Publicado em 2 de novembro de 2021
Reportagem de Paul D. Thacker, jornalista investigativo
No outono de 2020, o presidente e diretor-executivo da Pfizer, Albert Bourla, divulgou uma carta-aberta às bilhões de pessoas que, no mundo todo, alimentavam a esperança de que uma vacina segura e eficaz para a covid-19 poria fim à pandemia. “Como já disse, estamos trabalhando na velocidade da ciência”, escreveu Bourla ao explicar o tempo de espera necessário para a autorização de uma vacina da Pfizer nos Estados Unidos [1].

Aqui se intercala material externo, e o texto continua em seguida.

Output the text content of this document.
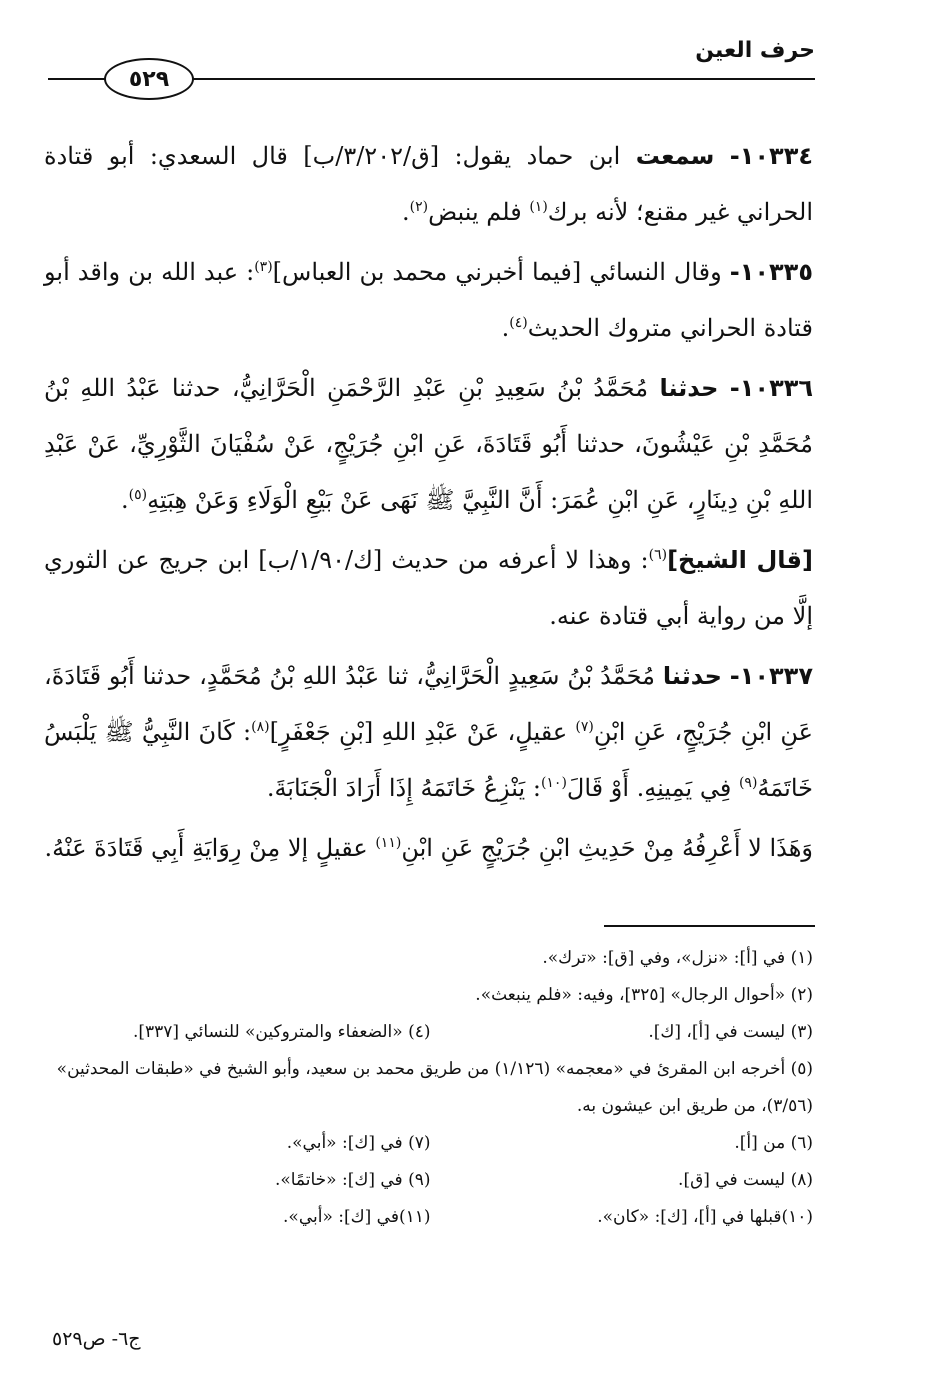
حرف العين
٥٢٩

١٠٣٣٤- سمعت ابن حماد يقول: [ق/٣/٢٠٢/ب] قال السعدي: أبو قتادة الحراني غير مقنع؛ لأنه برك$^{(١)}$ فلم ينبض$^{(٢)}$.

١٠٣٣٥- وقال النسائي [فيما أخبرني محمد بن العباس]$^{(٣)}$: عبد الله بن واقد أبو قتادة الحراني متروك الحديث$^{(٤)}$.

١٠٣٣٦- حدثنا مُحَمَّدُ بْنُ سَعِيدِ بْنِ عَبْدِ الرَّحْمَنِ الْحَرَّانِيُّ، حدثنا عَبْدُ اللهِ بْنُ مُحَمَّدِ بْنِ عَيْشُونَ، حدثنا أَبُو قَتَادَةَ، عَنِ ابْنِ جُرَيْجٍ، عَنْ سُفْيَانَ الثَّوْرِيِّ، عَنْ عَبْدِ اللهِ بْنِ دِينَارٍ، عَنِ ابْنِ عُمَرَ: أَنَّ النَّبِيَّ ﷺ نَهَى عَنْ بَيْعِ الْوَلَاءِ وَعَنْ هِبَتِهِ$^{(٥)}$.

[قال الشيخ]$^{(٦)}$: وهذا لا أعرفه من حديث [ك/١/٩٠/ب] ابن جريج عن الثوري إلَّا من رواية أبي قتادة عنه.

١٠٣٣٧- حدثنا مُحَمَّدُ بْنُ سَعِيدٍ الْحَرَّانِيُّ، ثنا عَبْدُ اللهِ بْنُ مُحَمَّدٍ، حدثنا أَبُو قَتَادَةَ، عَنِ ابْنِ جُرَيْجٍ، عَنِ ابْنِ$^{(٧)}$ عقيلٍ، عَنْ عَبْدِ اللهِ [بْنِ جَعْفَرٍ]$^{(٨)}$: كَانَ النَّبِيُّ ﷺ يَلْبَسُ خَاتَمَهُ$^{(٩)}$ فِي يَمِينِهِ. أَوْ قَالَ$^{(١٠)}$: يَنْزِعُ خَاتَمَهُ إِذَا أَرَادَ الْجَنَابَةَ.

وَهَذَا لا أَعْرِفُهُ مِنْ حَدِيثِ ابْنِ جُرَيْجٍ عَنِ ابْنِ$^{(١١)}$ عقيلٍ إلا مِنْ رِوَايَةِ أَبِي قَتَادَةَ عَنْهُ.

(١) في [أ]: «نزل»، وفي [ق]: «ترك».
(٢) «أحوال الرجال» [٣٢٥]، وفيه: «فلم ينبعث».
(٣) ليست في [أ]، [ك].
(٤) «الضعفاء والمتروكين» للنسائي [٣٣٧].
(٥) أخرجه ابن المقرئ في «معجمه» (١/١٢٦) من طريق محمد بن سعيد، وأبو الشيخ في «طبقات المحدثين» (٣/٥٦)، من طريق ابن عيشون به.
(٦) من [أ].
(٧) في [ك]: «أبي».
(٨) ليست في [ق].
(٩) في [ك]: «خاتمًا».
(١٠)قبلها في [أ]، [ك]: «كان».
(١١)في [ك]: «أبي».
ج٦- ص٥٢٩
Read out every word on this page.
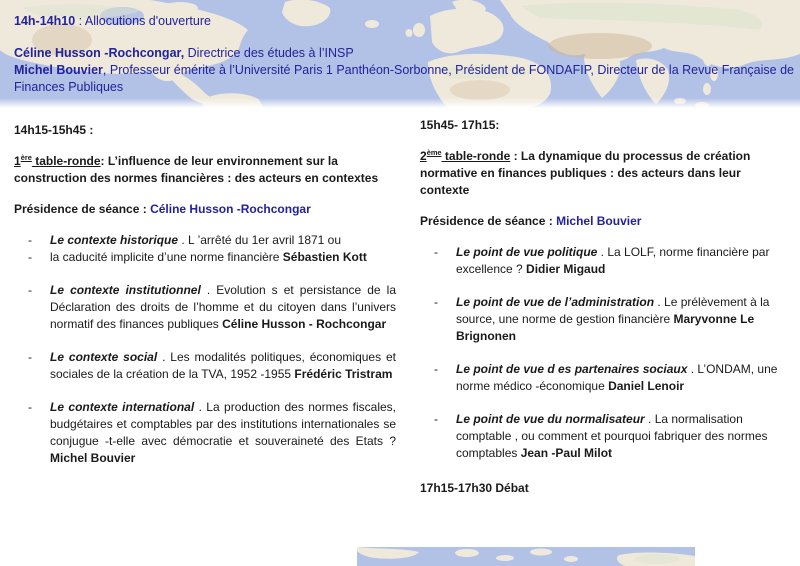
14h-14h10 : Allocutions d'ouverture

Céline Husson -Rochcongar, Directrice des études à l’INSP

Michel Bouvier, Professeur émérite à l’Université Paris 1 Panthéon-Sorbonne, Président de FONDAFIP, Directeur de la Revue Française de Finances Publiques

14h15-15h45 :

1ère table-ronde: L’influence de leur environnement sur la construction des normes financières : des acteurs en contextes

Présidence de séance : Céline Husson -Rochcongar

-	Le contexte historique . L ’arrêté du 1er avril 1871 ou

-	la caducité implicite d’une norme financière Sébastien Kott

-	Le contexte institutionnel . Evolution s et persistance de la Déclaration des droits de l’homme et du citoyen dans l’univers normatif des finances publiques Céline Husson - Rochcongar

-	Le contexte social . Les modalités politiques, économiques et sociales de la création de la TVA, 1952 -1955 Frédéric Tristram

-	Le contexte international . La production des normes fiscales, budgétaires et comptables par des institutions internationales se conjugue -t-elle avec démocratie et souveraineté des Etats ? Michel Bouvier

15h45- 17h15:

2ème table-ronde : La dynamique du processus de création normative en finances publiques : des acteurs dans leur contexte

Présidence de séance : Michel Bouvier

-	Le point de vue politique . La LOLF, norme financière par excellence ? Didier Migaud

-	Le point de vue de l’administration . Le prélèvement à la source, une norme de gestion financière Maryvonne Le Brignonen

-	Le point de vue d es partenaires sociaux . L’ONDAM, une norme médico -économique Daniel Lenoir

-	Le point de vue du normalisateur . La normalisation comptable , ou comment et pourquoi fabriquer des normes comptables Jean -Paul Milot

17h15-17h30 Débat
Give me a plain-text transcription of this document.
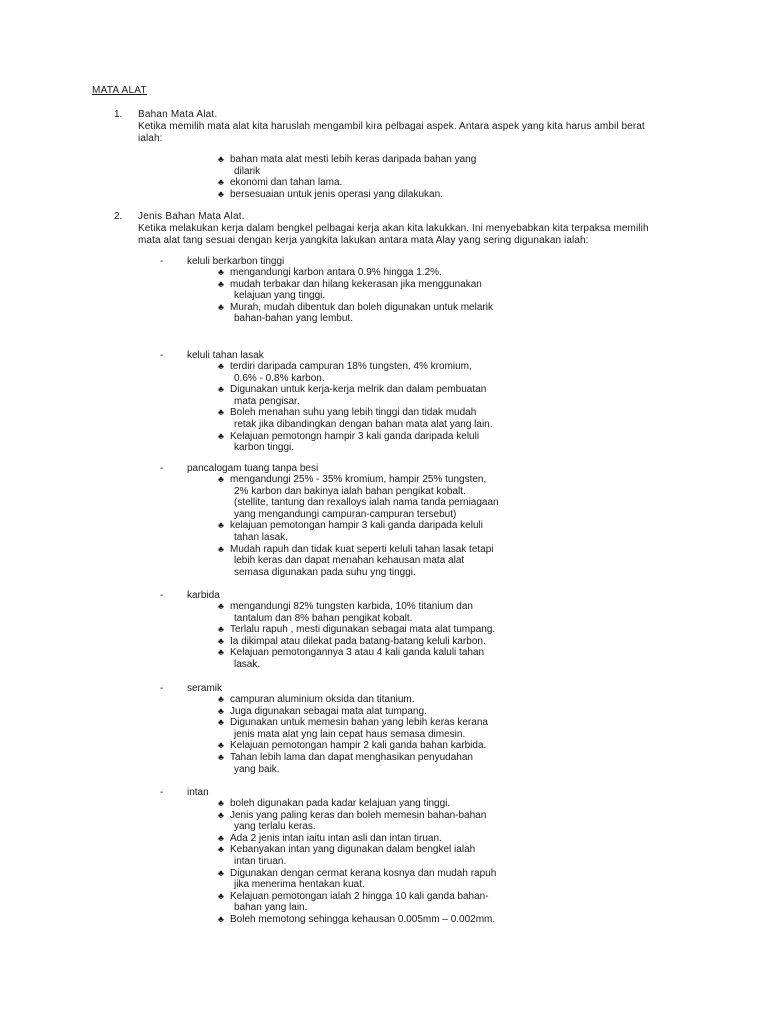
MATA ALAT
1. Bahan Mata Alat.
Ketika memilih mata alat kita haruslah mengambil kira pelbagai aspek. Antara aspek yang kita harus ambil berat
ialah:
♣ bahan mata alat mesti lebih keras daripada bahan yang
dilarik
♣ ekonomi dan tahan lama.
♣ bersesuaian untuk jenis operasi yang dilakukan.
2. Jenis Bahan Mata Alat.
Ketika melakukan kerja dalam bengkel pelbagai kerja akan kita lakukkan. Ini menyebabkan kita terpaksa memilih
mata alat tang sesuai dengan kerja yangkita lakukan antara mata Alay yang sering digunakan ialah:
- keluli berkarbon tinggi
♣ mengandungi karbon antara 0.9% hingga 1.2%.
♣ mudah terbakar dan hilang kekerasan jika menggunakan
kelajuan yang tinggi.
♣ Murah, mudah dibentuk dan boleh digunakan untuk melarik
bahan-bahan yang lembut.
- keluli tahan lasak
♣ terdiri daripada campuran 18% tungsten, 4% kromium,
0.6% - 0.8% karbon.
♣ Digunakan untuk kerja-kerja melrik dan dalam pembuatan
mata pengisar.
♣ Boleh menahan suhu yang lebih tinggi dan tidak mudah
retak jika dibandingkan dengan bahan mata alat yang lain.
♣ Kelajuan pemotongn hampir 3 kali ganda daripada keluli
karbon tinggi.
- pancalogam tuang tanpa besi
♣ mengandungi 25% - 35% kromium, hampir 25% tungsten,
2% karbon dan bakinya ialah bahan pengikat kobalt.
(stellite, tantung dan rexalloys ialah nama tanda perniagaan
yang mengandungi campuran-campuran tersebut)
♣ kelajuan pemotongan hampir 3 kali ganda daripada keluli
tahan lasak.
♣ Mudah rapuh dan tidak kuat seperti keluli tahan lasak tetapi
lebih keras dan dapat menahan kehausan mata alat
semasa digunakan pada suhu yng tinggi.
- karbida
♣ mengandungi 82% tungsten karbida, 10% titanium dan
tantalum dan 8% bahan pengikat kobalt.
♣ Terlalu rapuh , mesti digunakan sebagai mata alat tumpang.
♣ Ia dikimpal atau dilekat pada batang-batang keluli karbon.
♣ Kelajuan pemotongannya 3 atau 4 kali ganda kaluli tahan
lasak.
- seramik
♣ campuran aluminium oksida dan titanium.
♣ Juga digunakan sebagai mata alat tumpang.
♣ Digunakan untuk memesin bahan yang lebih keras kerana
jenis mata alat yng lain cepat haus semasa dimesin.
♣ Kelajuan pemotongan hampir 2 kali ganda bahan karbida.
♣ Tahan lebih lama dan dapat menghasikan penyudahan
yang baik.
- intan
♣ boleh digunakan pada kadar kelajuan yang tinggi.
♣ Jenis yang paling keras dan boleh memesin bahan-bahan
yang terlalu keras.
♣ Ada 2 jenis intan iaitu intan asli dan intan tiruan.
♣ Kebanyakan intan yang digunakan dalam bengkel ialah
intan tiruan.
♣ Digunakan dengan cermat kerana kosnya dan mudah rapuh
jika menerima hentakan kuat.
♣ Kelajuan pemotongan ialah 2 hingga 10 kali ganda bahan-
bahan yang lain.
♣ Boleh memotong sehingga kehausan 0.005mm – 0.002mm.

Entretanto, para os pesquisadores que testavam a vacina da Pfizer em vários centros de estudo no Texas, naquele outono, a velocidade pode ter vindo à custa da integridade dos dados e da segurança dos pacientes. Uma diretora regional, que fora contratada pela organização de pesquisa Ventavia Research Group, contou ao BMJ que a empresa falsificou dados, “quebrou a ocultação” [unblinding] aos pacientes, utilizou vacinadores com treinamento inadequado e agiu com lentidão no acompanhamento dos eventos adversos reportados no estudo principal de fase III, da Pfizer. A equipe que conduzia as verificações de controle de qualidade ficou sobrecarregada com o volume de problemas encontrados. Depois de repetidamente notificar a Ventavia sobre esses problemas, a diretora regional, Brook Jackson, apresentou queixa (por e-mail) ao FDA (Food and Drug Administration) americano. A Ventavia a demitiu naquele mesmo dia. Jackson forneceu, ao BMJ, dezenas de documentos internos da empresa, fotos, áudios e e-mails.
Má gestão do laboratório
Em seu website, a Ventavia classifica-se como a maior empresa privada de pesquisa clínica no Texas e lista os muitos prêmios que conquistou pelos trabalhos realizados [2]. No entanto, Jackson contou ao BMJ que, durante as duas semanas em que trabalhou na Ventavia, em setembro de 2020, ela repetidamente informou seus superiores sobre a má gestão do laboratório, sobre suas preocupações quanto à segurança dos pacientes e sobre problemas quanto à integridade dos dados. Jackson era uma auditora especializada em estudos clínicos que, anteriormente, ocupara o cargo de diretora de operações, e que viera para a Ventavia trazendo uma experiência de mais de 15 anos em coordenação e gerenciamento de pesquisas clínicas. Exasperada com o fato de a Ventavia não estar cuidando dos problemas, uma noite, Jackson documentou vários deles e os fotografou com seu celular. Uma das fotos, fornecida ao BMJ, mostrava agulhas descartadas em um saco plástico, e não em um recipiente próprio para descarte de agulhas [e objetos cortantes]. Outra mostrava os materiais para embalagem de vacinas, em que estavam escritos os números de identificação dos participantes, expostos à vista de todos, potencialmente desocultando pacientes. Mais tarde, executivos da Ventavia perguntaram a Jackson por que ela havia tirado as fotos.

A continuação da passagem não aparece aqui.